Some time ago Chandos dipped its toes into the world of American music, following Neeme Järvi to Detroit. That experiment met with mixed success. Now, with more extensive commitments to orchestral music by Bernstein, Ives, Ginastera, and now Copland, they seem to be getting serious. This first release in a projected Copland orchestral music edition features the label’s house orchestra, the proficient but rather bland BBC Philharmonic.

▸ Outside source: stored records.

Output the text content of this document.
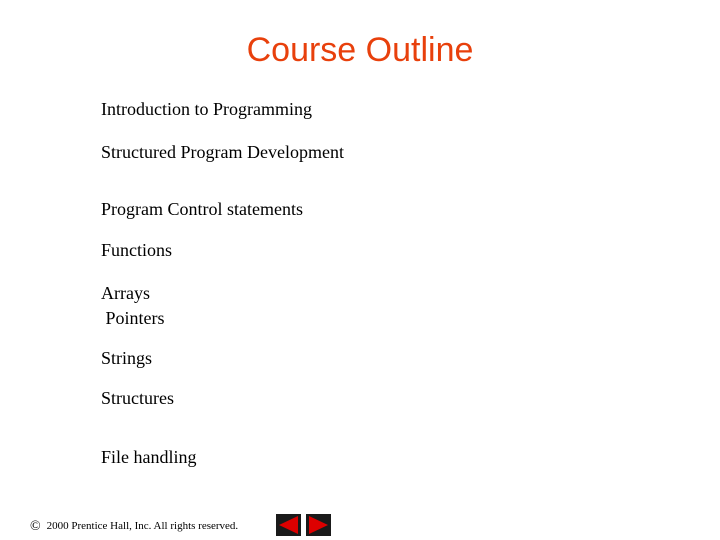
Course Outline
Introduction to Programming
Structured Program Development
Program Control statements
Functions
Arrays
Pointers
Strings
Structures
File handling
© 2000 Prentice Hall, Inc. All rights reserved.
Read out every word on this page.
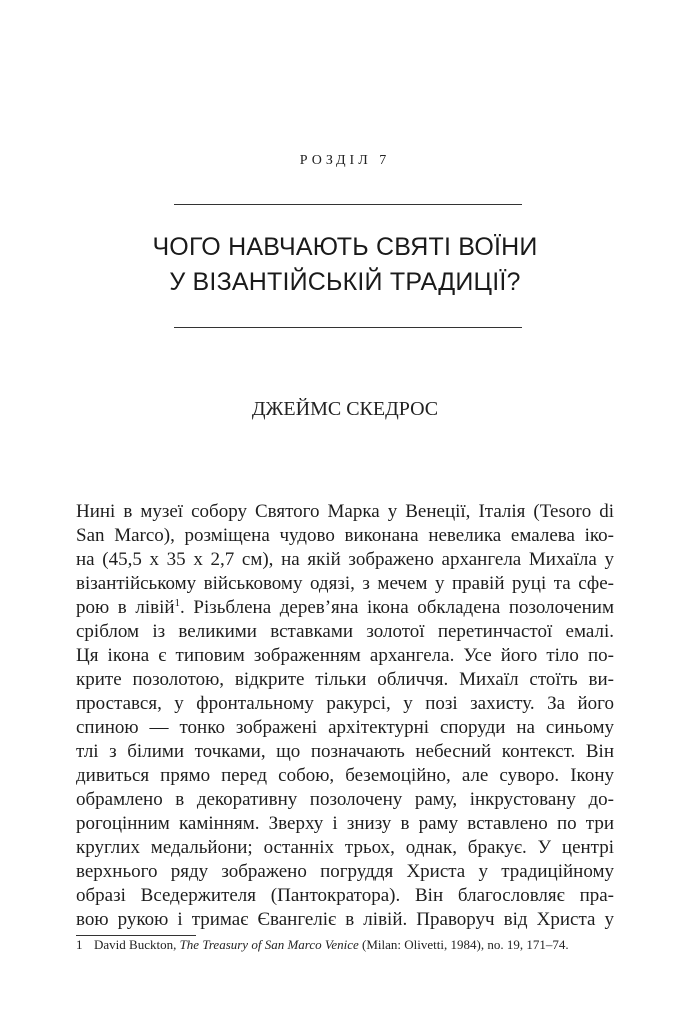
РОЗДІЛ 7
ЧОГО НАВЧАЮТЬ СВЯТІ ВОЇНИ
У ВІЗАНТІЙСЬКІЙ ТРАДИЦІЇ?
ДЖЕЙМС СКЕДРОС
Нині в музеї собору Святого Марка у Венеції, Італія (Tesoro di
San Marco), розміщена чудово виконана невелика емалева іко-
на (45,5 x 35 x 2,7 см), на якій зображено архангела Михаїла у
візантійському військовому одязі, з мечем у правій руці та сфе-
рою в лівій$^1$. Різьблена дерев’яна ікона обкладена позолоченим
сріблом із великими вставками золотої перетинчастої емалі.
Ця ікона є типовим зображенням архангела. Усе його тіло по-
крите позолотою, відкрите тільки обличчя. Михаїл стоїть ви-
простався, у фронтальному ракурсі, у позі захисту. За його
спиною — тонко зображені архітектурні споруди на синьому
тлі з білими точками, що позначають небесний контекст. Він
дивиться прямо перед собою, беземоційно, але суворо. Ікону
обрамлено в декоративну позолочену раму, інкрустовану до-
рогоцінним камінням. Зверху і знизу в раму вставлено по три
круглих медальйони; останніх трьох, однак, бракує. У центрі
верхнього ряду зображено погруддя Христа у традиційному
образі Вседержителя (Пантократора). Він благословляє пра-
вою рукою і тримає Євангеліє в лівій. Праворуч від Христа у
1 David Buckton, The Treasury of San Marco Venice (Milan: Olivetti, 1984), no. 19, 171–74.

John Wilson, a talented conductor with a wide-ranging repertoire, gets his musicians to infuse a healthy dose of color and character into their playing, at least most of the time. The suite from Billy the Kid is terrific from start to finish: crisp, clean, and rhythmically vibrant. Appalachian Spring, similarly, is impressively shaped, with very well judged transitions between sections–but then, it’s really hard to kill Appalachian Spring. The Hoedown that concludes Rodeo is superb: not too fast, and full of ear-catching detail, but the opening Buckeroo Holiday goes too quickly to make its full impact. Excitement in Copland is always more a function of rhythm than speed; Andrew Litton’s recent BIS disc contained much of this same music and had a similar problem, albeit with slightly better execution.

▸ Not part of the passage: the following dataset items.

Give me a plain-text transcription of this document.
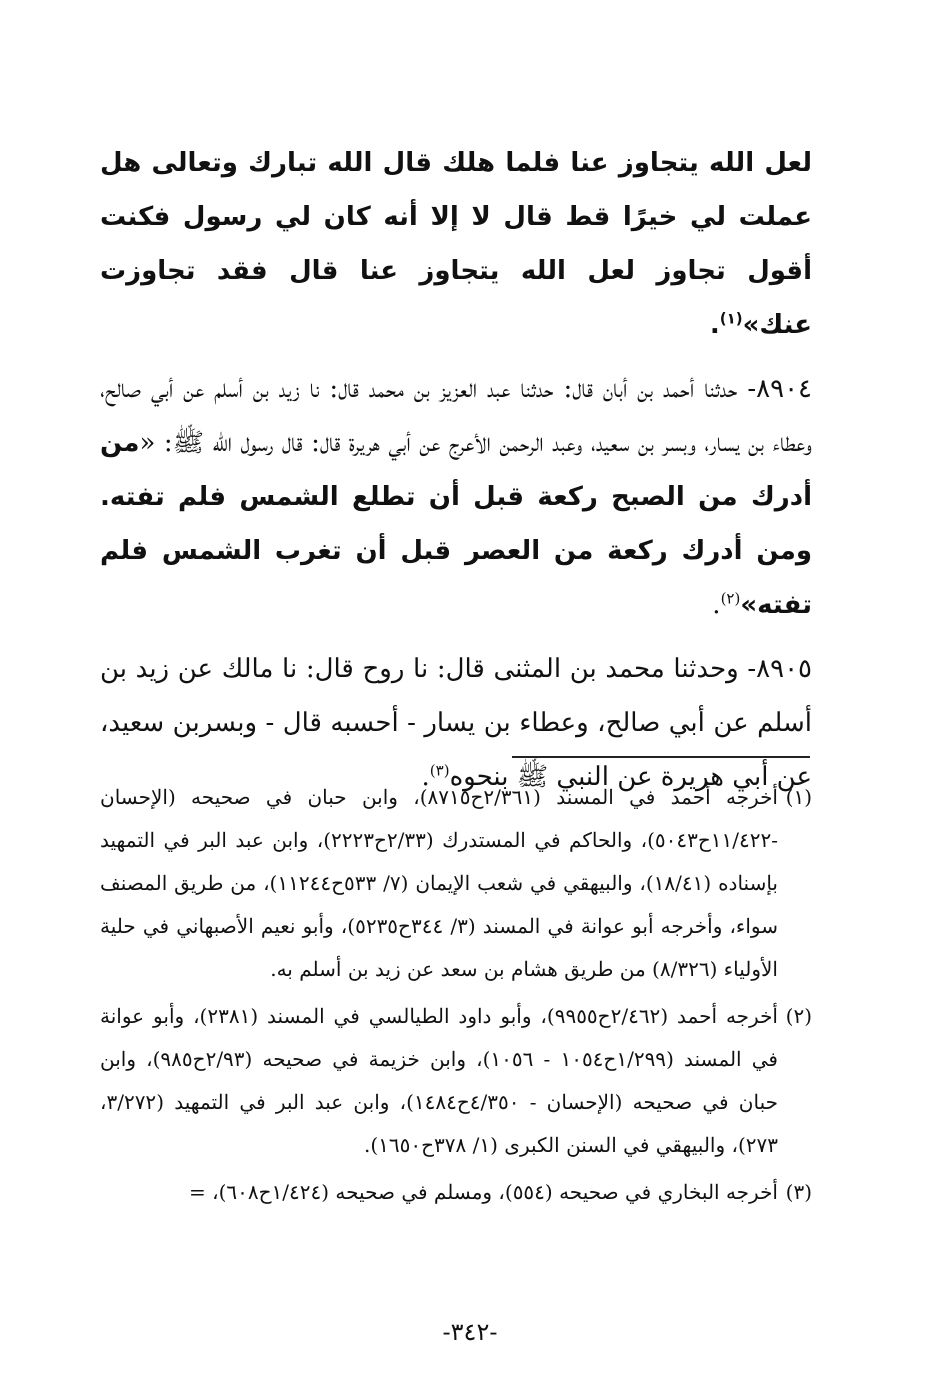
لعل الله يتجاوز عنا فلما هلك قال الله تبارك وتعالى هل عملت لي خيرًا قط قال لا إلا أنه كان لي رسول فكنت أقول تجاوز لعل الله يتجاوز عنا قال فقد تجاوزت عنك»$^{(١)}$.

٨٩٠٤- حدثنا أحمد بن أبان قال: حدثنا عبد العزيز بن محمد قال: نا زيد بن أسلم عن أبي صالح، وعطاء بن يسار، وبسر بن سعيد، وعبد الرحمن الأعرج عن أبي هريرة قال: قال رسول الله ﷺ: «من أدرك من الصبح ركعة قبل أن تطلع الشمس فلم تفته. ومن أدرك ركعة من العصر قبل أن تغرب الشمس فلم تفته»$^{(٢)}$.

٨٩٠٥- وحدثنا محمد بن المثنى قال: نا روح قال: نا مالك عن زيد بن أسلم عن أبي صالح، وعطاء بن يسار - أحسبه قال - وبسربن سعيد، عن أبي هريرة عن النبي ﷺ بنحوه$^{(٣)}$.

(١)
أخرجه أحمد في المسند (٢/٣٦١ح٨٧١٥)، وابن حبان في صحيحه (الإحسان -١١/٤٢٢ح٥٠٤٣)، والحاكم في المستدرك (٢/٣٣ح٢٢٢٣)، وابن عبد البر في التمهيد بإسناده (١٨/٤١)، والبيهقي في شعب الإيمان (٧/ ٥٣٣ح١١٢٤٤)، من طريق المصنف سواء، وأخرجه أبو عوانة في المسند (٣/ ٣٤٤ح٥٢٣٥)، وأبو نعيم الأصبهاني في حلية الأولياء (٨/٣٢٦) من طريق هشام بن سعد عن زيد بن أسلم به.

(٢)
أخرجه أحمد (٢/٤٦٢ح٩٩٥٥)، وأبو داود الطيالسي في المسند (٢٣٨١)، وأبو عوانة في المسند (١/٢٩٩ح١٠٥٤ - ١٠٥٦)، وابن خزيمة في صحيحه (٢/٩٣ح٩٨٥)، وابن حبان في صحيحه (الإحسان - ٤/٣٥٠ح١٤٨٤)، وابن عبد البر في التمهيد (٣/٢٧٢، ٢٧٣)، والبيهقي في السنن الكبرى (١/ ٣٧٨ح١٦٥٠).

(٣)
أخرجه البخاري في صحيحه (٥٥٤)، ومسلم في صحيحه (١/٤٢٤ح٦٠٨)، =

-٣٤٢-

The remaining items aren’t so impressive. This has got to be one of the dullest ever versions of the Fanfare for the Common Man. The BBC Philharmonic brass play with an excessive legato smoothness and a notable lack of brilliance. In El Salón México the problems are all Wilson’s fault. From the fussy diminuendos at figure 7 to the vulgar portamentos that deface the gentle string melody at figure 8 (Copland marks it “carefree, with a naive and pure expression”), Wilson seems more interested in what he can do to the music than in realizing Copland’s intentions. Why add extra glissandos to the clarinet solo in the central episode, before figure 28, when Copland asks for only one? It’s tacky.
And so the program turns out to be a mixed bag. There’s a lot that’s good here, and more than enough to indicate that the series has real potential, as long as Wilson behaves himself.